En fait, Bruno Le Maire a oublié une règle de base. Tout le monde est libre de donner son avis au sein du gouvernement et de la majorité. Mais il y en a qui sont plus libres que d’autres. Le Ministre de l’Economie devrait se souvenir qu’il vaut mieux venir de la gauche et avoir coché depuis toujours toutes les cases du « politiquement correct » pour être admis à tout dire. C’est le cas de Véran. Ce n’est pas son cas – lui qui servit Jacques Chirac puis Nicolas Sarkozy et fut candidat aux primaires de la droite en 2017. Ce n’est pas le cas non plus de Caroline Cayeux, que le gouvernement n’a pas soutenue quand la Haute Autorité pour la Transparence de la Vie Publique a mis en cause sa déclaration de patrimoine. Le ministre des Collectivités Territoriales avait eu le malheur, interrogée au mois de juillet 2022, de ne pas regretter s’être opposée au « mariage pour tous ». Quelle différence de traitement avec Agnès Pannier-Runacher, qui semble survivre à toutes les polémiques sur ses éventuels conflits d’intérêts, parce qu’elle est proche du premier cercle de la macronie (promotion d’Alexis Kohler à l’ENA, appartenance à l’inspection des Finances, comme le chef de l’Etat).
Emmanuel Macron va protester très fort auprès de Joe Biden
A vrai dire, la déclaration de Bruno Le Maire aux représentants des protestants de France ne manque pas de sel, au moment où Emmanuel Macron se rend aux Etats-Unis. Le président français va protester, au nom des pays membres de l’Union Européenne. L’Inflation Reduction Act contient des mesures pour protéger les entreprises américaines de la concurrence étrangère, qui ne passent pas de ce côté-ci de l’Atlantique. Gageons que le président américain fera preuve de beaucoup de compréhension envers le président français sans bouger d’un iota. Les pays européens se rendent compte, mais un peu tard, qu’ils n’ont pas forcément gagné au change, en troquant Donald Trump pour Joe Biden. Et que la solidarité transatlantique si souvent invoquée pour justifier l’engagement dans la guerre d’Ukraine, est en fait une machine à détruire l’économie européenne.

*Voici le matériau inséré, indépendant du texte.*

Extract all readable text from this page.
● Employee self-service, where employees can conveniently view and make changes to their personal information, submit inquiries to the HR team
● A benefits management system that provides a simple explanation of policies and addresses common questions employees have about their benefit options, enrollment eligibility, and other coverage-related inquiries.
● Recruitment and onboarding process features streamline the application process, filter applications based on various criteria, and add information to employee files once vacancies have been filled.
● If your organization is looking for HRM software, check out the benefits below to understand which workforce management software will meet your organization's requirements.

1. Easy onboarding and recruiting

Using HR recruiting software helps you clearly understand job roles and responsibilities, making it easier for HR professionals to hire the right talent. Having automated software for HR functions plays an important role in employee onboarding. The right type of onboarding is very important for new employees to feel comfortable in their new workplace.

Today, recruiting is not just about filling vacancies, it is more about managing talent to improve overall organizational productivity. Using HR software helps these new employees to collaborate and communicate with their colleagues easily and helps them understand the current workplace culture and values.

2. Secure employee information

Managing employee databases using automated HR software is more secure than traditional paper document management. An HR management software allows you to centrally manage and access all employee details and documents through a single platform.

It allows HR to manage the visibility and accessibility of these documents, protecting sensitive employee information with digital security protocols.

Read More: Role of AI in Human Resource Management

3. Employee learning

En réalité, le macronisme et ses « simulacres de liberté » n’est qu’une reproduction, à l’échelle de l’Hexagone, du fonctionnement général du système occidental. Au sommet du système, les Etats-Unis font ce qu’ils veulent, quoi que disent leurs alliés. Ces derniers sont tout à fait libres….pourvu qu’ils respectent l’ordre occidental. C’est aussi ce que le FMI vient de rappeler à la France, la laissant apparemment libre de continuer à s’endetter…pourvu qu’elle respecte la feuille de route qui lui est tracée: réforme des retraites, réforme de l’assurance-chômage et, surtout, accélération de la transition écologique.
En réalité, tout va bien à Paris. Elisabeth Borne vient de survivre à la sixième motion de censure déposde depuis qu’elle est Premier ministre. Quant à Emmanuel Macron, il se consolera de ses déboires prévisibles aux Etats-Unis en se rappelant qu’en France il est au sommet de la hiérarchie de ceux qui sont libres de s’exprimer. Il doit déjà commencer à songer au prochain projet grandiose qu’il proposera – sans obligations de résultats – après les RER des grandes métropoles.